Older adults with multiple chronic conditions typically have more complex care needs that require multiple transitions between healthcare settings. Poor care transitions often lead to fragmentation in care, decreased quality of care, and increased adverse events. Emerging research recommends the strong need to engage patients and families to improve the quality of their care. However, there are gaps in evidence on the most effective approaches for fully engaging patients/clients and families in their transitional care. The purpose of this study was to engage older adults with multiple chronic conditions and their family members in the detailed exploration of their experiences during transitions across health care settings and identify potential areas for future interventions.

METHODS

This was a qualitative study using participatory visual narrative methods informed by a socio-ecological perspective.

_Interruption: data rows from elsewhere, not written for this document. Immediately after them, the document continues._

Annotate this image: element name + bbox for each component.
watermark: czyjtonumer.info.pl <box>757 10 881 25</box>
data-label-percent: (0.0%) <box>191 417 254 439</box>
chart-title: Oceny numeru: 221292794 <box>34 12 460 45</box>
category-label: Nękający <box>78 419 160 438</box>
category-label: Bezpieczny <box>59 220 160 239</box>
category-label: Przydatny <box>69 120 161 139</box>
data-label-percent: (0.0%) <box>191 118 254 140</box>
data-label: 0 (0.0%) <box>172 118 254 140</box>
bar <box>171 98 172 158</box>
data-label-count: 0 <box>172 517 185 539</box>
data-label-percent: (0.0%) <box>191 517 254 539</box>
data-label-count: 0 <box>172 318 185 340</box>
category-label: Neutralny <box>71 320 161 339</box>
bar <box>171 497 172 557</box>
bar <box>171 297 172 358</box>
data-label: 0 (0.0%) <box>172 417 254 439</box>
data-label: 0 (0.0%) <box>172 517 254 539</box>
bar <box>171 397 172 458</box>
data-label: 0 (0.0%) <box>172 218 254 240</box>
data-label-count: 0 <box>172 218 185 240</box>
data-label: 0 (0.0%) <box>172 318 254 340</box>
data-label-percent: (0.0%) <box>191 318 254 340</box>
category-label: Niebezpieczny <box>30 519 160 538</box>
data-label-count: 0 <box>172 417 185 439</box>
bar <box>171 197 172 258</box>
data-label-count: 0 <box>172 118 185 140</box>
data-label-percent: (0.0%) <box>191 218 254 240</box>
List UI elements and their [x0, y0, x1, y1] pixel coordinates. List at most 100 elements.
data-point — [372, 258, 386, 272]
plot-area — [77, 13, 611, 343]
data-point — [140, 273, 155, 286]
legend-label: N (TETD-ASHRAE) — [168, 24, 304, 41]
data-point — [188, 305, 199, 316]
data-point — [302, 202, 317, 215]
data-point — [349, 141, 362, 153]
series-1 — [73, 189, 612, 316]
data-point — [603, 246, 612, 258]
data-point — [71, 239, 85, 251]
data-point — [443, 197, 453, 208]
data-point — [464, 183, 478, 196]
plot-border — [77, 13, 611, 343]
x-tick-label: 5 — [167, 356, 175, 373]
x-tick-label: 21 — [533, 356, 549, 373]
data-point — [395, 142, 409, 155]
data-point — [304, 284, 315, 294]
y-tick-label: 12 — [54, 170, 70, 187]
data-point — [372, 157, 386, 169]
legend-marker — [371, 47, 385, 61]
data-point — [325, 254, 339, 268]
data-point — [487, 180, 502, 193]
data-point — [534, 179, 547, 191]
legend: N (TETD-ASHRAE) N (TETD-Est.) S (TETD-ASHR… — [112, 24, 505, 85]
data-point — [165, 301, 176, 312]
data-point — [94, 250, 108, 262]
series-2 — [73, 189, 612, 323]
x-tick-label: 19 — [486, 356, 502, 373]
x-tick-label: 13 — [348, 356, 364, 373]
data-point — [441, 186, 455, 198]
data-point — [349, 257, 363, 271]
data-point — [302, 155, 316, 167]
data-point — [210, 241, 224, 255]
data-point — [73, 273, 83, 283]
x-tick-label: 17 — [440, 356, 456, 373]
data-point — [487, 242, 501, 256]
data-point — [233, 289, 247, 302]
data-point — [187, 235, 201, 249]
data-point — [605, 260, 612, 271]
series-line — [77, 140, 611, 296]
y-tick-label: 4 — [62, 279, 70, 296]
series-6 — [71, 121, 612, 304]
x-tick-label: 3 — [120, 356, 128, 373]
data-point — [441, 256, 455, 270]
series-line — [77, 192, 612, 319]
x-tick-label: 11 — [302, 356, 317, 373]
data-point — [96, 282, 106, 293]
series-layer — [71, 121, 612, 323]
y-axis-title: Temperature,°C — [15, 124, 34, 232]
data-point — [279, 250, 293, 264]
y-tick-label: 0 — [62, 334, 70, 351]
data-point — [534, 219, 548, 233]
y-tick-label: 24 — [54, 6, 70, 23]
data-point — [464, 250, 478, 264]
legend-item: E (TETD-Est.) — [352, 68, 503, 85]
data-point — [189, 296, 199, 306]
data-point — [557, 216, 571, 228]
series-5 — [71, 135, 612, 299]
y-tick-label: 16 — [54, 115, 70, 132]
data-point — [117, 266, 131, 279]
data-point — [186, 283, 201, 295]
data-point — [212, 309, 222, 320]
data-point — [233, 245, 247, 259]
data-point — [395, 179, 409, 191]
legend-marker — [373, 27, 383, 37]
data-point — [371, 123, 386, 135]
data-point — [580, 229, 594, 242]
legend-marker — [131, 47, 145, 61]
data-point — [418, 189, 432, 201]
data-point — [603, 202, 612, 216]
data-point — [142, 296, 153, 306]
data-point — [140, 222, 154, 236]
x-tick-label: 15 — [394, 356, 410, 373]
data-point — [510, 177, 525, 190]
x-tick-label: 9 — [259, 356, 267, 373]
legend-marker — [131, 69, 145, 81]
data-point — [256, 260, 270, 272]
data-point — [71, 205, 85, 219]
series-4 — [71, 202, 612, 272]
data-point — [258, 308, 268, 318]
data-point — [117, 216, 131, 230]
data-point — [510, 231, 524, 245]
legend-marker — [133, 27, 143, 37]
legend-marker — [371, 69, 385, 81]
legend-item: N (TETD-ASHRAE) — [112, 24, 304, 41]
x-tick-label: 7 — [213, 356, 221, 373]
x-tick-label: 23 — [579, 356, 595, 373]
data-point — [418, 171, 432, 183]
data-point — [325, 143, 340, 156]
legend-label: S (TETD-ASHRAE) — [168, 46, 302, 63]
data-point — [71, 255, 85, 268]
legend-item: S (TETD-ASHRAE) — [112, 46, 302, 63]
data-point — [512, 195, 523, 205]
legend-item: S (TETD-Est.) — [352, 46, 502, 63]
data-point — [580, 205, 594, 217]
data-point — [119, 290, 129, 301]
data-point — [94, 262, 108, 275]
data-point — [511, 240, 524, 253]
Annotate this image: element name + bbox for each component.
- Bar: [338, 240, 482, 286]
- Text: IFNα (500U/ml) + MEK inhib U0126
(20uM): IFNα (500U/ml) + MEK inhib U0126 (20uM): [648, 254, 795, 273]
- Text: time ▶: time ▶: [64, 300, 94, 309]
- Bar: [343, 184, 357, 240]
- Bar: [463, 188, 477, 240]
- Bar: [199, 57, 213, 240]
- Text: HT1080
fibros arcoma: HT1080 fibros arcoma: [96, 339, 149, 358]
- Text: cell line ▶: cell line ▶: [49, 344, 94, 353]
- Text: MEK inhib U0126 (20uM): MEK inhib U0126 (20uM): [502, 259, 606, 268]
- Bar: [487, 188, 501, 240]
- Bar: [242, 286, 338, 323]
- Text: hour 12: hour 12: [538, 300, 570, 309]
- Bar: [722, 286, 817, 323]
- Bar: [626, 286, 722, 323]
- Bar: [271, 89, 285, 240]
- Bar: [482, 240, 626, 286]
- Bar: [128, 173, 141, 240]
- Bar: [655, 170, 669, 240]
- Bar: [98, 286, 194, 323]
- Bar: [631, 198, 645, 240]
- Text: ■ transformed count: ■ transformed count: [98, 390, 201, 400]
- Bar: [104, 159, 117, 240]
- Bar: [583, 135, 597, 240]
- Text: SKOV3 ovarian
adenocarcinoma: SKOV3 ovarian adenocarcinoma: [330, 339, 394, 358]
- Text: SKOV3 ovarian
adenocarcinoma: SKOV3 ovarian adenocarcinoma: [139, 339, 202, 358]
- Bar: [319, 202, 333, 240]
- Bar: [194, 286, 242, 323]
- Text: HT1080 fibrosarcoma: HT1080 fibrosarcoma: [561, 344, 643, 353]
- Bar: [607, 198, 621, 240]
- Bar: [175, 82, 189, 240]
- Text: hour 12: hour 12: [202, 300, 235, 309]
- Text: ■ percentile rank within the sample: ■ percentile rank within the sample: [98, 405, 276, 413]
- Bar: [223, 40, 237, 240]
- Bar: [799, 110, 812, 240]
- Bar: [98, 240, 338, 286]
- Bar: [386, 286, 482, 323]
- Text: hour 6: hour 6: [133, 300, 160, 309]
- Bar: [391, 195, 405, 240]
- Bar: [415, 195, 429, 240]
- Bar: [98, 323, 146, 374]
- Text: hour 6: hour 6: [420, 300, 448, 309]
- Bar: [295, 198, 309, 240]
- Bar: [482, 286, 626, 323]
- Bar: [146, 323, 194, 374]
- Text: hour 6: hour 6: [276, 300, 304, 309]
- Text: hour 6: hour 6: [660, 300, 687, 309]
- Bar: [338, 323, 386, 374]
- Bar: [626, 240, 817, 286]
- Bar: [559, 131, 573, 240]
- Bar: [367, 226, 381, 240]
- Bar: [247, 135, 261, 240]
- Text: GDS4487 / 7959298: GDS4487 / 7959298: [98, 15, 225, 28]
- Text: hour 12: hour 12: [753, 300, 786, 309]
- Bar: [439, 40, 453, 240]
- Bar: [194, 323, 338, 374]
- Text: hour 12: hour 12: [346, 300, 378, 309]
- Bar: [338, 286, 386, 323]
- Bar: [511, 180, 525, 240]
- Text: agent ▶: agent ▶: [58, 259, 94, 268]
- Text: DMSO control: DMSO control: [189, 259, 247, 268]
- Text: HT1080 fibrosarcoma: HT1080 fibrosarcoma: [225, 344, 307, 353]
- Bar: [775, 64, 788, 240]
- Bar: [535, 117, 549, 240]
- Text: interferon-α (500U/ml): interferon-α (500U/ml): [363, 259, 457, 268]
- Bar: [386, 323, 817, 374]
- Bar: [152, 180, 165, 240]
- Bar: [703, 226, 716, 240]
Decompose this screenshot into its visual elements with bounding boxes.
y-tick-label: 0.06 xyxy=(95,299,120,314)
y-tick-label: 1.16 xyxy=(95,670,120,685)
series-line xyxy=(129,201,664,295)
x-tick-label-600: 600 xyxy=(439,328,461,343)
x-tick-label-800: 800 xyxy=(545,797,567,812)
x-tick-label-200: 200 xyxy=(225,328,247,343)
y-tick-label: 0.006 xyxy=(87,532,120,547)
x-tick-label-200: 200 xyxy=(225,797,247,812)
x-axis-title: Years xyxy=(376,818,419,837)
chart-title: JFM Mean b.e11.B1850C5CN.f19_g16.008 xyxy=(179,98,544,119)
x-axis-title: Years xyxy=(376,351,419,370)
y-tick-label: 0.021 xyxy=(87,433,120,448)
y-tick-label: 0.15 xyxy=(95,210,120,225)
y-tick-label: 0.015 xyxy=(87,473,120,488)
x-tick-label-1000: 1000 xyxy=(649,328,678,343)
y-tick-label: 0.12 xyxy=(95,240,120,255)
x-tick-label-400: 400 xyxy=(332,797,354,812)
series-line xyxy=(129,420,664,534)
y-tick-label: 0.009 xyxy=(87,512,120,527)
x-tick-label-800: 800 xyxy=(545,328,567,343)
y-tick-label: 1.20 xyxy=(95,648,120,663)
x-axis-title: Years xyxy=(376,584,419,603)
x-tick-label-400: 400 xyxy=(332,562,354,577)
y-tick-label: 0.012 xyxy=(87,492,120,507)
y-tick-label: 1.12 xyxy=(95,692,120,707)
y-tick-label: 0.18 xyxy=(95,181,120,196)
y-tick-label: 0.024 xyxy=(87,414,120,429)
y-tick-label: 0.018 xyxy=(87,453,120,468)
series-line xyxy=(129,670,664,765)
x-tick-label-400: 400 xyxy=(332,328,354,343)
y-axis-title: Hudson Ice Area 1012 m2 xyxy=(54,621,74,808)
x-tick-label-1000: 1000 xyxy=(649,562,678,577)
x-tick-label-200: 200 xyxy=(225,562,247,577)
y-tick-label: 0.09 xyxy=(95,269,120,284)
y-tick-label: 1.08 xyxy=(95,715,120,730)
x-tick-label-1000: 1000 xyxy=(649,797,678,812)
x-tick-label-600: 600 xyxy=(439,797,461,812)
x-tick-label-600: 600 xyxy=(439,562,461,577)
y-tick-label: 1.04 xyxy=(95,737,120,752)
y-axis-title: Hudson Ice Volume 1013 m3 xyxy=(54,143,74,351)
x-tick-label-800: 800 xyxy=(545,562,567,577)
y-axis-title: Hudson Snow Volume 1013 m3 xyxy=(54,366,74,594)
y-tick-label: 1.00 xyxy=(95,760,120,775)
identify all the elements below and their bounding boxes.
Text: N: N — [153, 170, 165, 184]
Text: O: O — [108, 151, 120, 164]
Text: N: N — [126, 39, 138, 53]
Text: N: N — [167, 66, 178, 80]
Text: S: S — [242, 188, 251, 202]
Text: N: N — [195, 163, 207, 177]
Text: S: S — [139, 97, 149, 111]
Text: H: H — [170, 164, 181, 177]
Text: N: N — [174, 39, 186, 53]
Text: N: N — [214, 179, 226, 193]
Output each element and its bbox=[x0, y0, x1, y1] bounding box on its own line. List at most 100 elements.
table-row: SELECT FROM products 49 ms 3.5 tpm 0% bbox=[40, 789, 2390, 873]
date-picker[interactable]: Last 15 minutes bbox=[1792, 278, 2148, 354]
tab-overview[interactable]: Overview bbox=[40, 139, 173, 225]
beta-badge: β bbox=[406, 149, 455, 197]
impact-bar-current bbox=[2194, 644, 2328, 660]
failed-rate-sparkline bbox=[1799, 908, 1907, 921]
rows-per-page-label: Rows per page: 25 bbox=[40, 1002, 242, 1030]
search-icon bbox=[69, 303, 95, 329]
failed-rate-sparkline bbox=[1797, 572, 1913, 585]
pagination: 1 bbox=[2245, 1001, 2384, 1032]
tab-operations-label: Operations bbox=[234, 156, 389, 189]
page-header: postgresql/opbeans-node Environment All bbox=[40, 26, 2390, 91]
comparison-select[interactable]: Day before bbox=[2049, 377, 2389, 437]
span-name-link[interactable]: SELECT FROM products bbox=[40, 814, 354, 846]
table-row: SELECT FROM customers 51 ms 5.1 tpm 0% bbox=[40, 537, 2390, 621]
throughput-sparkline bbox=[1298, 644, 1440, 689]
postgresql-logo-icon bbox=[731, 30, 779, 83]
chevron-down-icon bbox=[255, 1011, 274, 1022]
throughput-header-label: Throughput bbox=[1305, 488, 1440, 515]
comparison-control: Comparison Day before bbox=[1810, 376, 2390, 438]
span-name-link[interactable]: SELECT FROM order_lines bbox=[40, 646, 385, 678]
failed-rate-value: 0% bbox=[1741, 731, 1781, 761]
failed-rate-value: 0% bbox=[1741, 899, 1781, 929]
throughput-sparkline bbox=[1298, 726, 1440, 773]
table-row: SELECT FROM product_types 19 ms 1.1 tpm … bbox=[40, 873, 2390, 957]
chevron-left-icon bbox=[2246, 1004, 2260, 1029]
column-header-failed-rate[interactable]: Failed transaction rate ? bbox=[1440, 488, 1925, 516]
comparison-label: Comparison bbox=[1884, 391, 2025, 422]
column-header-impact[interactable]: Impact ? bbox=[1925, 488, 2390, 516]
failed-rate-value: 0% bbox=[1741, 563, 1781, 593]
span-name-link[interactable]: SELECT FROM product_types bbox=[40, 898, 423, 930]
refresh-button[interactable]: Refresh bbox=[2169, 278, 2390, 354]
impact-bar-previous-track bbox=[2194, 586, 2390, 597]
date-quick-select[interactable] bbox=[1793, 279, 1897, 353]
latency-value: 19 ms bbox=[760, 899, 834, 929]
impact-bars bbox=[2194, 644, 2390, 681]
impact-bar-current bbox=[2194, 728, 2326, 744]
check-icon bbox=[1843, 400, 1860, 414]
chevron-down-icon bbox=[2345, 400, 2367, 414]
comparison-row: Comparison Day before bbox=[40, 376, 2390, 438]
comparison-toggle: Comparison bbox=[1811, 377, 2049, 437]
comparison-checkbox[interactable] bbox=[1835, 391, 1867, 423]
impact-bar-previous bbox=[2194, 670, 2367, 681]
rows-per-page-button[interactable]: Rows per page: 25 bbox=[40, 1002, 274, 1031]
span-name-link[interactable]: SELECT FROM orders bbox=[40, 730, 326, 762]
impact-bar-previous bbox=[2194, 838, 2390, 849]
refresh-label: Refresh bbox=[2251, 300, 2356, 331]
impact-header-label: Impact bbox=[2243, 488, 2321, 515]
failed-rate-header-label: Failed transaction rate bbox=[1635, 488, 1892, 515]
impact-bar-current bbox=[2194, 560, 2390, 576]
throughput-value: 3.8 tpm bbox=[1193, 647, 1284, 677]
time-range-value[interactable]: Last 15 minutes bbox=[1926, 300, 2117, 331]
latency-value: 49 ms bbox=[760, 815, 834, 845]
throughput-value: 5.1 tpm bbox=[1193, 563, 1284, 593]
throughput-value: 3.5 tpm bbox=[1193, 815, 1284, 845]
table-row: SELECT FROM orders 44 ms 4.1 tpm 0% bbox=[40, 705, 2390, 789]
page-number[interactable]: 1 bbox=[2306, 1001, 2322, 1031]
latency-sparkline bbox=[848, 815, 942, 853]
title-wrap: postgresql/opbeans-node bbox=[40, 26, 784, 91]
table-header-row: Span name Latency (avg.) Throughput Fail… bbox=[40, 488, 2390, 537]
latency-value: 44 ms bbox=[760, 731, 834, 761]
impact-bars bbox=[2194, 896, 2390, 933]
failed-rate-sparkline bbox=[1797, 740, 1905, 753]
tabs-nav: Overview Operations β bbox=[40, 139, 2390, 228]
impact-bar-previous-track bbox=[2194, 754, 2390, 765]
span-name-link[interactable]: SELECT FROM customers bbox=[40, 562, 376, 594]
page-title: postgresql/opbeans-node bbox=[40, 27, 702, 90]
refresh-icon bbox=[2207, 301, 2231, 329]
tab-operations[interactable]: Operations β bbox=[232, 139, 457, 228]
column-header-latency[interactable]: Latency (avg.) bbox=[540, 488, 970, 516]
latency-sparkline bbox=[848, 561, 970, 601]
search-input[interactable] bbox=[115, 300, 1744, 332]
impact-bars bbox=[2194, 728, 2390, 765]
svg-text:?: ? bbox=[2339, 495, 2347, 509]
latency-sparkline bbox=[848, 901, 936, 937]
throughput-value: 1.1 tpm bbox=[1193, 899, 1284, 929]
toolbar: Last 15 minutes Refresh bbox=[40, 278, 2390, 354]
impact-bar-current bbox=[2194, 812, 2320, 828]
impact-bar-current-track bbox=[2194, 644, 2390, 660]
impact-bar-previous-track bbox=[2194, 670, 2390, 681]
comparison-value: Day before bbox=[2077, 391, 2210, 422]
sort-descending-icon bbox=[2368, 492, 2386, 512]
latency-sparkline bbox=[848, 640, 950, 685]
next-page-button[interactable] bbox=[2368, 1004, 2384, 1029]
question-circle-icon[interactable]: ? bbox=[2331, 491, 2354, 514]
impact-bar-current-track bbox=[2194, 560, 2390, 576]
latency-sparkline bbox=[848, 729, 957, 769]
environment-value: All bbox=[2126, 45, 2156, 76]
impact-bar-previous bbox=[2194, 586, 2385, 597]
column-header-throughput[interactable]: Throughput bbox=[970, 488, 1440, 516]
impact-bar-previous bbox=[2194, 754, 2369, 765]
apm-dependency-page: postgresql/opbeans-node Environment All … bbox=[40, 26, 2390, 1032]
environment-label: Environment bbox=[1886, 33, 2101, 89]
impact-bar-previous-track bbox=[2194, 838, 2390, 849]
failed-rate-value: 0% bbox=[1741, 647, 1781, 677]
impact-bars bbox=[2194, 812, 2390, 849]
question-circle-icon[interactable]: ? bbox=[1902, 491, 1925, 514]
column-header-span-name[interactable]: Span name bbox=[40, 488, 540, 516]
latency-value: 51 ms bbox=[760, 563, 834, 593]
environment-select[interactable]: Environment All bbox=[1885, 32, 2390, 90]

Narrated photo walkabouts were conducted with older adults and family members (n = 4 older adults alone, n = 3 family members alone, and n = 2 older adult/family member together) between February and September 2016. The data analysis of the transcripts consisted of an iterative process until consensus on the coding and analysis was reached.

RESULTS

A common emerging theme was that older adults and their family members identified the importance of active involvement in managing their own care transitions. Other themes included positive experiences during care transitions; accessing community services and resources; as well as challenges with follow-up care. Participants also felt a lack of meaningful engagement during discharge planning, and they also identified the presence of systemic barriers in care transitions.

CONCLUSION

The results contribute to our understanding that person- and family-centered care transitions should focus on the need for active involvement of older adults and their families in managing care transitions. Based on the results, three areas for improvement specific to older adults managing chronic conditions during care transitions emerged: strengthening support for person- and family-centered care, engaging older adults and families in their care transitions, and providing better support and resources.

摘要

背景

患有多种慢性病的老年人通常有更复杂的护理需求,这需要在不同医疗机构之间进行多次转诊。护理转诊不善往往会导致护理碎片化、护理质量下降以及不良事件增加。新出现的研究表明,迫切需要让患者及其家人参与进来,以提高他们的护理质量。然而,关于让患者/客户及其家人充分参与过渡性护理的最有效方法,证据方面存在差距。本研究的目的是让患有多种慢性病的老年人及其家庭成员详细探讨他们在不同医疗机构间转诊期间的经历,并确定未来干预的潜在领域。

方法

这是一项定性研究,采用基于社会生态视角的参与式视觉叙事方法。2016年2月至9月期间,对老年人及其家庭成员(n = 4名单独的老年人,n = 3名单独的家庭成员,n = 2对老年人/家庭成员)进行了叙述性照片徒步访谈。对访谈记录的数据分析包括一个反复迭代的过程,直到在编码和分析上达成共识。

结果

一个共同出现的主题是,老年人及其家庭成员认识到积极参与管理自身护理转诊的重要性。其他主题包括护理转诊期间的积极经历;获得社区服务和资源;以及后续护理方面的挑战。参与者还感到在出院计划过程中缺乏有意义的参与,他们也指出了护理转诊中存在的系统性障碍。

结论

研究结果有助于我们理解,以个人和家庭为中心的护理转诊应关注老年人及其家庭积极参与管理护理转诊的需求。基于研究结果,出现了三个针对在护理转诊期间管理慢性病的老年人的改进领域:加强对以个人和家庭为中心的护理的支持,让老年人及其家庭参与护理转诊,以及提供更好的支持和资源。